Realidad. Si puede, con buen seguimiento de parte del equipo médico involucrado, antes, durante y después del embarazo; llevando un control estricto de los niveles de glicemia llega a término con éxito. La planeación es determinante.


Mito. Los niños con diabetes mellitus no crecen.

Realidad. La insulina es una hormona determinante en el desarrollo y crecimiento de los niños por lo que se puede dar el caso de que no alcancen la estatura deseable cuando sufren la enfermedad y ésta no es controlada.

Los niños y adolescentes con el padecimiento que mantienen su glucosa en niveles aceptables y toman con responsabilidad el cuidado de su salud, crecen normalmente.


Mito. Las personas con diabetes tienden a enfermarse y resfriarse.
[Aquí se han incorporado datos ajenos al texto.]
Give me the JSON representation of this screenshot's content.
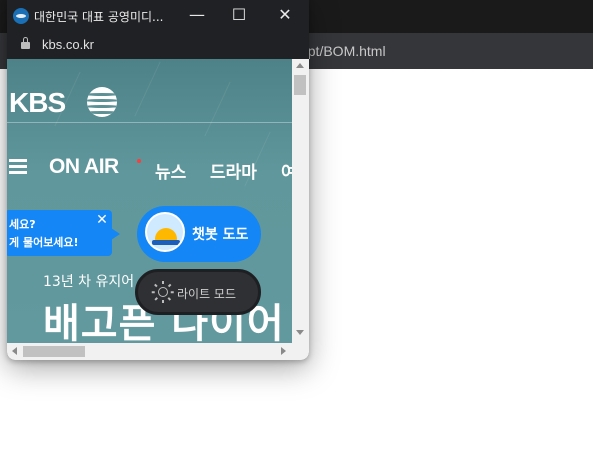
{
  "background_window": {
    "url_fragment": "ript/BOM.html"
  },
  "popup": {
    "title": "대한민국 대표 공영미디...",
    "url": "kbs.co.kr",
    "controls": {
      "minimize": "—",
      "maximize": "☐",
      "close": "✕"
    }
  },
  "site": {
    "logo": "KBS",
    "nav": {
      "onair": "ON AIR",
      "items": [
        "뉴스",
        "드라마",
        "여"
      ]
    },
    "chat_bubble": {
      "line1": "세요?",
      "line2": "게 물어보세요!",
      "close": "✕"
    },
    "chatbot_label": "챗봇 도도",
    "promo": {
      "subtitle": "13년 차 유지어",
      "title": "배고픈 나이어"
    },
    "lightmode_label": "라이트 모드"
  },
  "colors": {
    "content_bg": "#5f9499",
    "accent_blue": "#1486f5",
    "chrome_dark": "#202124"
  }
}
Realidad. Las personas con diabetes no son más propensas a enfermarse o resfriarse que los demás. Sin embargo, se recomienda que se pongan la vacuna contra la gripe. Esto se debe a que cualquier enfermedad puede dificultar el control de la diabetes y las personas con diabetes que se resfrían tienen mayor probabilidad que los demás de tener complicaciones serias.


Mito. Están completamente prohibidos los carbohidratos y harinas en el paciente diabético.

Realidad. La dieta de todo ser humano debe ser variada, balanceada y contener proporciones definidas de todos los grupos de alimentos, carbohidratos, grasas y proteínas. En el caso del diabético, debe cuidar el consumo de azúcares complejos, como panes blancos, repostería, entre otros.


Mito. Los productos light pueden consumirse indiscriminadamente.

Realidad. Los productos dietéticos, light o especiales para personas con diabetes sí tienen calorías. Es cierto que contienen menos grasa o menos azúcares, pero al comerlos sin control o en exceso, se acumulan en tu organismo y provocan sobrepeso.


Mito. La gente con diabetes debe comer alimentos especiales para diabéticos.

Realidad. Un plan saludable de alimentación para personas con diabetes generalmente es igual al de cualquier persona: bajo en grasa (especialmente grasas saturadas y trans), consumo moderado de sal y azúcar, alimentos con granos integrales, vegetales y fruta. La comida para diabéticos y “dietética” en general no ofrece ningún beneficio especial.


Mito. ¿La gente con diabetes puede hacer ejercicio?

Realidad. ¡Sí! Y debe. Hacer ejercicio de manera regular es una parte importante del manejo de la diabetes. El ejercicio físico ayuda a mantener el peso y es genial para controlar el azúcar en sangre.